On Thu, 26 Mar 2009, Graeme Gill wrote:
> As I understand it, Scribus is not a pixel editor, it is
> a page layout package, rather a different thing altogether.
For the record, Scribus does allow pixel editing.
When you right click on an image and select Edit Image, it opens
the image in GIMP.
I think that's pretty strong evidence that there's no intent to
do raster editing in Scribus itself.
> I really don't think people working in the graphic
> arts are going to want to master two different pixel editing
> packages, simply because one of them doesn't support anything
> other than RGB. If they're in the Linux sphere, then I guess
> they need to go and look at using Krita instead.

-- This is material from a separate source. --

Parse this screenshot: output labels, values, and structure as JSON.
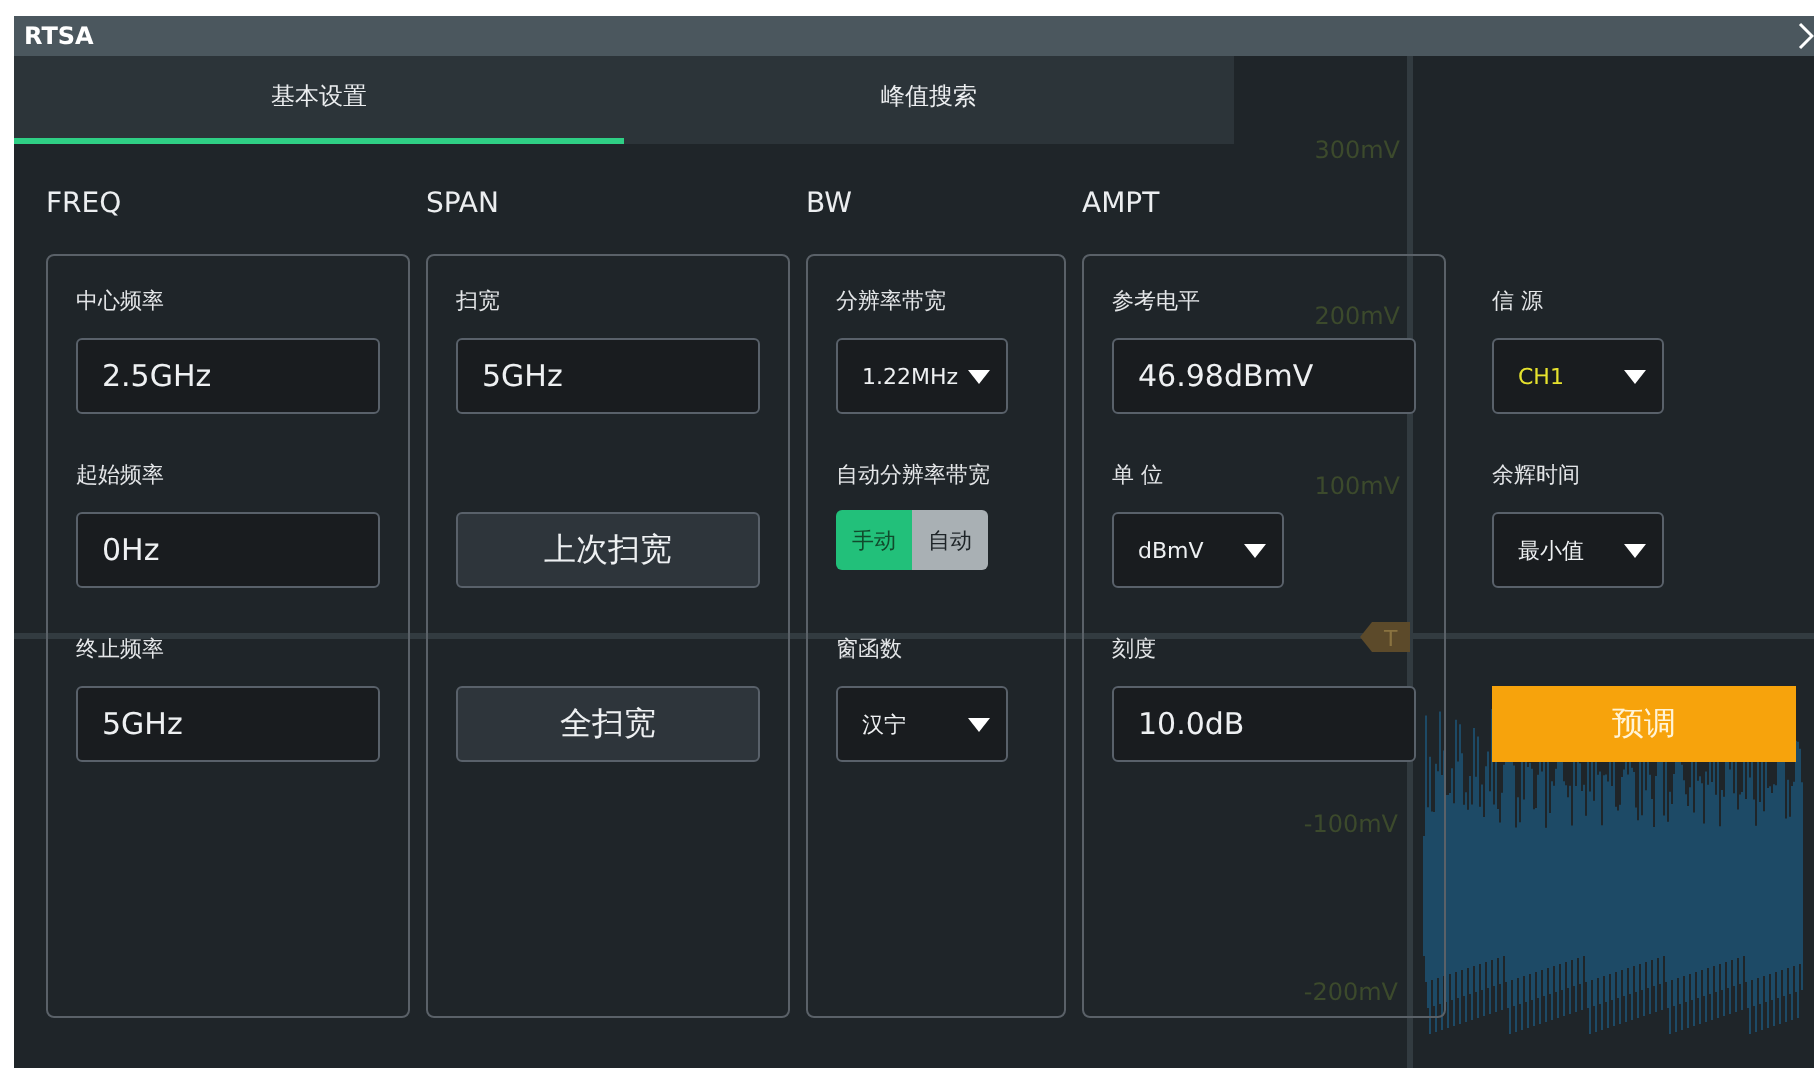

FYI, Krita is extremely buggy. It has an SDI, which some people
(e.g. me) don't like, but the code will improve and there may be
improvements in the interface. Krita may indeed surpass GIMP.
Sad, really, since I think GIMP can be the better product.
[from here out, `you' refers to core GIMP developers]
We want you to succeed, and all you need to do to succeed is to
address some of the issues that users need. If you're telling us
that GIMP has no intention of ever providing those things, we'll
find another product. Maybe Krita when it becomes vaguely
stable, or maybe a fork.
But you've got the time to do it before the others catch up, and
you've got GEGL, the toolset to do it right.
Here's a thought: I can code. I'm sure others on this list can,
too. Why don't you tell us what you would require for a CMYK
mode to be incorporated into the trunk of GIMP. We can all read
the API, but you can tell us what coding standards we need, what
toes we can't step on and why other attempts to add similar
functionality (like Cinepaint nee FilmGimp) foundered, and what
we can do to avoid making those same mistakes.
If you tell us what we need to do, we can do it. That's the
point of Open Source!
If you don't, people are going to get sick of the excuses and
simply move on to develop this functionality somewhere else.
>From the outside, GIMP is seen as a shining example of what open
source is capable of. Inside the OSS movement, it's seen much
like the XFree86 guys--constantly bickering about the same
issues. I'm sure that you'd have no trouble getting developers
to work on a flagship product if they were convinced that it
would end some of the internal conflicts in OSS.